As with all things, there are good pitches and bad pitches. Many of those who enter the Den are clear that they are asking for help as well as money so there‘s nothing wrong if they don‘t know the answers to some of the questions thrown at them. I would certainly prefer that than have someone try to bluff their way through or make it up.
But when it comes to the figures there are some that are so fundamental that “I don‘t know” simply isn‘t good enough. I cringe when I hear seemingly intelligent people claiming “I‘m the ideas person; I don‘t do the numbers”, as if that is an entirely acceptable excuse for not knowing the difference between turnover, gross profit and net profit. It isn‘t. No one needs to know all of the numbers all of the time but how much income you are, or expect to be, generating and what profit you are expecting to expect to make are absolutely compulsory information.
Not knowing such basic numbers is a clear warning signal to an investor that this person is not match-fit; a big setback considering most people invest in the individual as much as the business. Worst still, it says that this person carries on whatever the financial information, which in turn questions their ability to make sound business decisions.
For an investor, the basics of turnover, gross profit and net profit are important indicators of size, viability, efficiency and, ultimately, opportunity and potential. Without the numbers, evaluating and valuing a business becomes virtually impossible, although that could explain some of the crazy valuations we get.

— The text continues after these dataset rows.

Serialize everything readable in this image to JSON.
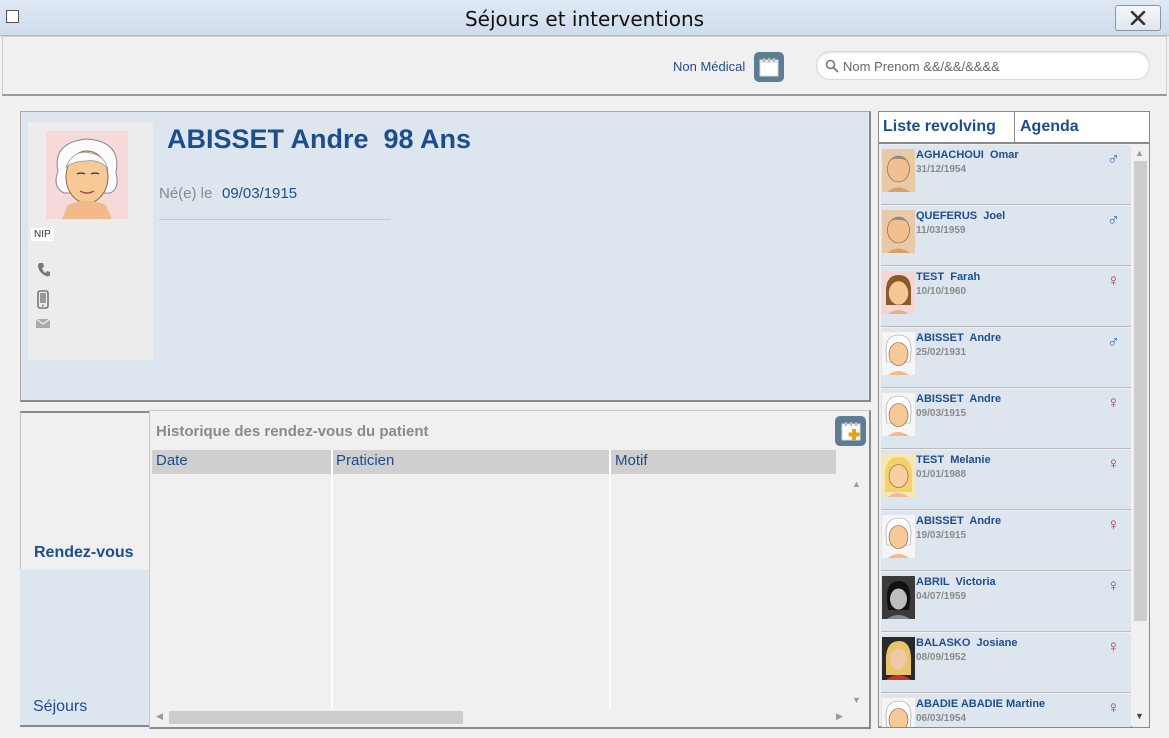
{
  "window": {
    "title": "Séjours et interventions"
  },
  "toolbar": {
    "non_medical_label": "Non Médical",
    "search_placeholder": "Nom Prenom &&/&&/&&&&"
  },
  "patient": {
    "name_age": "ABISSET Andre  98 Ans",
    "dob_label": "Né(e) le",
    "dob": "09/03/1915",
    "nip_label": "NIP"
  },
  "tabs": {
    "rendezvous": "Rendez-vous",
    "sejours": "Séjours"
  },
  "rdv": {
    "title": "Historique des rendez-vous du patient",
    "columns": [
      "Date",
      "Praticien",
      "Motif"
    ]
  },
  "right_tabs": {
    "revolving": "Liste revolving",
    "agenda": "Agenda"
  },
  "patients": [
    {
      "name": "AGHACHOUI  Omar",
      "date": "31/12/1954",
      "sex": "m",
      "sex_symbol": "♂"
    },
    {
      "name": "QUEFERUS  Joel",
      "date": "11/03/1959",
      "sex": "m",
      "sex_symbol": "♂"
    },
    {
      "name": "TEST  Farah",
      "date": "10/10/1960",
      "sex": "f",
      "sex_symbol": "♀"
    },
    {
      "name": "ABISSET  Andre",
      "date": "25/02/1931",
      "sex": "m",
      "sex_symbol": "♂"
    },
    {
      "name": "ABISSET  Andre",
      "date": "09/03/1915",
      "sex": "f",
      "sex_symbol": "♀"
    },
    {
      "name": "TEST  Melanie",
      "date": "01/01/1988",
      "sex": "f",
      "sex_symbol": "♀"
    },
    {
      "name": "ABISSET  Andre",
      "date": "19/03/1915",
      "sex": "f",
      "sex_symbol": "♀"
    },
    {
      "name": "ABRIL  Victoria",
      "date": "04/07/1959",
      "sex": "f",
      "sex_symbol": "♀"
    },
    {
      "name": "BALASKO  Josiane",
      "date": "08/09/1952",
      "sex": "f",
      "sex_symbol": "♀"
    },
    {
      "name": "ABADIE ABADIE Martine",
      "date": "06/03/1954",
      "sex": "f",
      "sex_symbol": "♀"
    }
  ],
  "colors": {
    "accent": "#1e4d8c",
    "male": "#2f68a8",
    "female": "#b03a4a",
    "panel": "#dde6ef"
  },
  "icons": [
    "calendar-icon",
    "search-icon",
    "close-icon",
    "phone-icon",
    "mobile-icon",
    "mail-icon",
    "calendar-add-icon"
  ]
}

I have no idea where some of the entrepreneurs who pitch to us get their valuations. Valuing business by using multipliers of profits is commonplace but the key is to fix the right multiplier. The biggest error I come across is people valuing early-stage ideas or businesses by using industry-norm multipliers that would be used for fully formed, successful trading businesses with a strong track record and market presence.
To compound this mistake, pitchers often refer to some kind of multiplier of future profits (usually because there are no current profits). Future profits do play a part in valuations but usually only when the historic and current trading results underpin future forecasts of growth. But I am not buying in the future; I am buying now and it is usually my money that is needed to achieve those future profits. So why should I pay a premium for that?
Another error we see quite a bit in the Den is wildly overvaluing a business in anticipation of negotiations driving the price down. A credible, well-conceived, researched and sensible valuation is much more likely to succeed than one that has clearly been plucked out of the air or over-inflated. In fact, ridiculously over-valuing a business has a negative effect as it lets the investor know that this person either has no idea of the value of their business or is clearly expecting a negotiation, pretty much guaranteeing that they will get one.
I hate numbers. I hated maths at school and I hate it now. But these are not just numbers; they are the thermometers of the business and indicators of a company‘s health and future performance. So there‘s no excuse for not knowing them.